Speaking at a meeting organized by the General Confederation of Moroccan Enterprises (CGEM), Idrissi Kaitouni highlighted the evolution of tax revenues, which reached 291 billion dirhams between 2021 and 2025 — an increase of 74% — bringing their share to 24.6% of Gross Domestic Product (GDP).

He explained that this momentum does not stem from an increase in tax pressure, but rather from the broadening of the tax base and the strengthening of compliance mechanisms and anti-fraud measures.

In this regard, he pointed to the impact of the Corporate Tax (IS) reform, with revenues rising from 47.7 billion dirhams to 100.3 billion dirhams over the period, reflecting the vitality of economic activity and improved clarity of the tax framework.

He also underscored the significant rise in tax refunds and reimbursements, which reached 25 billion dirhams in 2025, the result of more efficient management and stronger support for companies’ cash flow.

Furthermore, Idrissi Kaitouni indicated that the Value Added Tax (VAT) reform aims to ensure tax neutrality for businesses through the gradual alignment of rates and improved reimbursement mechanisms. It also seeks to adapt taxation to new economic models, particularly digital ones, in order to guarantee fair competition between national and international operators.

He emphasized the modernization of the tax administration under the 2024–2028 strategic vision of the Directorate General of Taxes (DGI), focused on digitalizing procedures, strengthening compliance-based management and improving user experience, with the goal of establishing a lasting climate of legal certainty and trust between the State and businesses.

For his part, CGEM President Chakib Alj stated that the meeting comes at a particularly promising time for the national economy. He noted that projections for 2026 forecast growth above 5%, controlled inflation and sustained tax revenue growth, with an increase of more than 14% in 2025.

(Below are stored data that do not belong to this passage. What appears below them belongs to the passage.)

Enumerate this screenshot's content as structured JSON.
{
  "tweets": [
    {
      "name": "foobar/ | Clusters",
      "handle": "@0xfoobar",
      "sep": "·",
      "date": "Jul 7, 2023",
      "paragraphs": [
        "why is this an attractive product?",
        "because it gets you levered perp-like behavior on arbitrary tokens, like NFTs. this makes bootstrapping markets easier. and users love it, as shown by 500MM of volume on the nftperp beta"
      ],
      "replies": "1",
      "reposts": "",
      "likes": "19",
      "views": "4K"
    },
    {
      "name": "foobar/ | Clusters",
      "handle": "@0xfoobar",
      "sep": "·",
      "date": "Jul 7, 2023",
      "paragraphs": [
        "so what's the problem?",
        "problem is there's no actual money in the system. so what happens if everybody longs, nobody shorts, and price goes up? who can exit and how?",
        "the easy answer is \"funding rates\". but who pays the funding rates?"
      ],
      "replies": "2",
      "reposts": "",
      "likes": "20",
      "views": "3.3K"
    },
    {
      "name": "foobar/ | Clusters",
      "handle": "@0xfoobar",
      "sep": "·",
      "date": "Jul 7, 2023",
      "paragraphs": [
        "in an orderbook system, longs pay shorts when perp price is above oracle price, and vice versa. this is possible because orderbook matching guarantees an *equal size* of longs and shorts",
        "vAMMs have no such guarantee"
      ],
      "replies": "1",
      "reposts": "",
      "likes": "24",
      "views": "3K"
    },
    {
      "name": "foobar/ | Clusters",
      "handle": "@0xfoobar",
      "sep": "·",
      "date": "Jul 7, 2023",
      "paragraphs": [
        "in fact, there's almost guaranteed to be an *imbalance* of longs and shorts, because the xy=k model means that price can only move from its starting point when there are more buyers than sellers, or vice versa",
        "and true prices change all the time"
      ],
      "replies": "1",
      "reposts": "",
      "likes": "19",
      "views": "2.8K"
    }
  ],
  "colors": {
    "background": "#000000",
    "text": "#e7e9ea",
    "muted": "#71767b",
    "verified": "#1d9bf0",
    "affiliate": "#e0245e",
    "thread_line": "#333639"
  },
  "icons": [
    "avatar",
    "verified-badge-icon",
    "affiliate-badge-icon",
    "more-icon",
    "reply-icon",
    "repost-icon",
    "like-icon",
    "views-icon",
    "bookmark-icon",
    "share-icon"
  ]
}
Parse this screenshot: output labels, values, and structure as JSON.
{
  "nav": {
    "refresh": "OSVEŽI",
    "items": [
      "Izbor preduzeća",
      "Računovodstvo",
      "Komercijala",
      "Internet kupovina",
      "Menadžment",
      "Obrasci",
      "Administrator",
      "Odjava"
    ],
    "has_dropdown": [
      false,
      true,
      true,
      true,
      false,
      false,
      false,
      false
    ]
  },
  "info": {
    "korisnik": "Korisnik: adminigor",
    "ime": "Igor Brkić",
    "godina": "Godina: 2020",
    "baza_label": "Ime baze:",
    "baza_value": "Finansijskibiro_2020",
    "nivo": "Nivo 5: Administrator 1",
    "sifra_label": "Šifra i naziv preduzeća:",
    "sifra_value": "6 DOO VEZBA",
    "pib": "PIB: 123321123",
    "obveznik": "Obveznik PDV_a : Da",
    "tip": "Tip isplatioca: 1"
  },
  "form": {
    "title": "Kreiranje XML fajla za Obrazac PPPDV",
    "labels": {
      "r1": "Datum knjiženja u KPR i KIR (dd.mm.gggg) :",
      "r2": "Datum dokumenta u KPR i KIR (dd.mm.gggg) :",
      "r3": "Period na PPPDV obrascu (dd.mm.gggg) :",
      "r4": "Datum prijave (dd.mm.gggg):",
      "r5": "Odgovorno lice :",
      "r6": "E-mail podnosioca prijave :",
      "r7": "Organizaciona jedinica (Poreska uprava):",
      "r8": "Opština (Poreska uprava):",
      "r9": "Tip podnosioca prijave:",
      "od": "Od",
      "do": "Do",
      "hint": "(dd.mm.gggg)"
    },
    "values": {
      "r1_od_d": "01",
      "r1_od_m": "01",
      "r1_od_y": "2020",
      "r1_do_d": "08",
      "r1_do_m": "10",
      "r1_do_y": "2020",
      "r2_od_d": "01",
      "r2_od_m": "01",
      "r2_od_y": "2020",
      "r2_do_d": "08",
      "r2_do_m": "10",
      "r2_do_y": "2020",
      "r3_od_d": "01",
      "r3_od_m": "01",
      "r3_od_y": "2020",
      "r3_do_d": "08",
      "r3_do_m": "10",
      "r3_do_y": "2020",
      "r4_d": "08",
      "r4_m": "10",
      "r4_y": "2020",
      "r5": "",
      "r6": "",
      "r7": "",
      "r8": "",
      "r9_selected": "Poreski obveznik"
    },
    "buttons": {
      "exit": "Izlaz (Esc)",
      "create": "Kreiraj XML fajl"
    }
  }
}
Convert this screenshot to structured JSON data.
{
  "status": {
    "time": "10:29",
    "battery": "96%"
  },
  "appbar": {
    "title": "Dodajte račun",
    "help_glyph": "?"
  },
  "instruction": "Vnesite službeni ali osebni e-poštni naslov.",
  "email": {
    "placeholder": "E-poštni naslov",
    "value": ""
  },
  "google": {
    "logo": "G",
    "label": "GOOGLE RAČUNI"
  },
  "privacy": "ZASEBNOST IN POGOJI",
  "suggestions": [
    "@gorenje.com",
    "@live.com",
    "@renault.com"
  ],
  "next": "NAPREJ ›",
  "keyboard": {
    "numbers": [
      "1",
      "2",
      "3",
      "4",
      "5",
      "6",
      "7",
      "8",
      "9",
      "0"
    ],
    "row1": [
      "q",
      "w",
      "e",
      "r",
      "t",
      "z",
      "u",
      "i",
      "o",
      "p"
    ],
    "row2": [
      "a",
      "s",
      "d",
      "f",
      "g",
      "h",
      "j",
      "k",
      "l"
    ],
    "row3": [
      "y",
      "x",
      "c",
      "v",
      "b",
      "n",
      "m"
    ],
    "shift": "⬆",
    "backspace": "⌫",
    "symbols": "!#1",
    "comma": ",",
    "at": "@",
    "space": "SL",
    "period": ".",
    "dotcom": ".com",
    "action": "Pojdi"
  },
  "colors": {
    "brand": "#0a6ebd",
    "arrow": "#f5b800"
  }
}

“We are clearly engaged in a virtuous circle: greater public investment generates more opportunities for businesses, stimulates growth and strengthens tax revenues, enabling the State to reinvest and amplify this dynamic,” Alj said.

He also stressed that future increases in tax revenues should rely primarily on broadening the tax base, formalizing the informal sector, supporting economic growth and upgrading the national productive fabric.

In addition, Alj highlighted the need to complement tax reform with a comprehensive overhaul of local taxation.

The meeting, attended by members of the National Business Council (CNE) of the CGEM, focused on the provisions of the 2026 Finance Bill. It aimed to strengthen trust and dialogue between economic operators — particularly small and medium-sized enterprises (SMEs) — and the tax administration.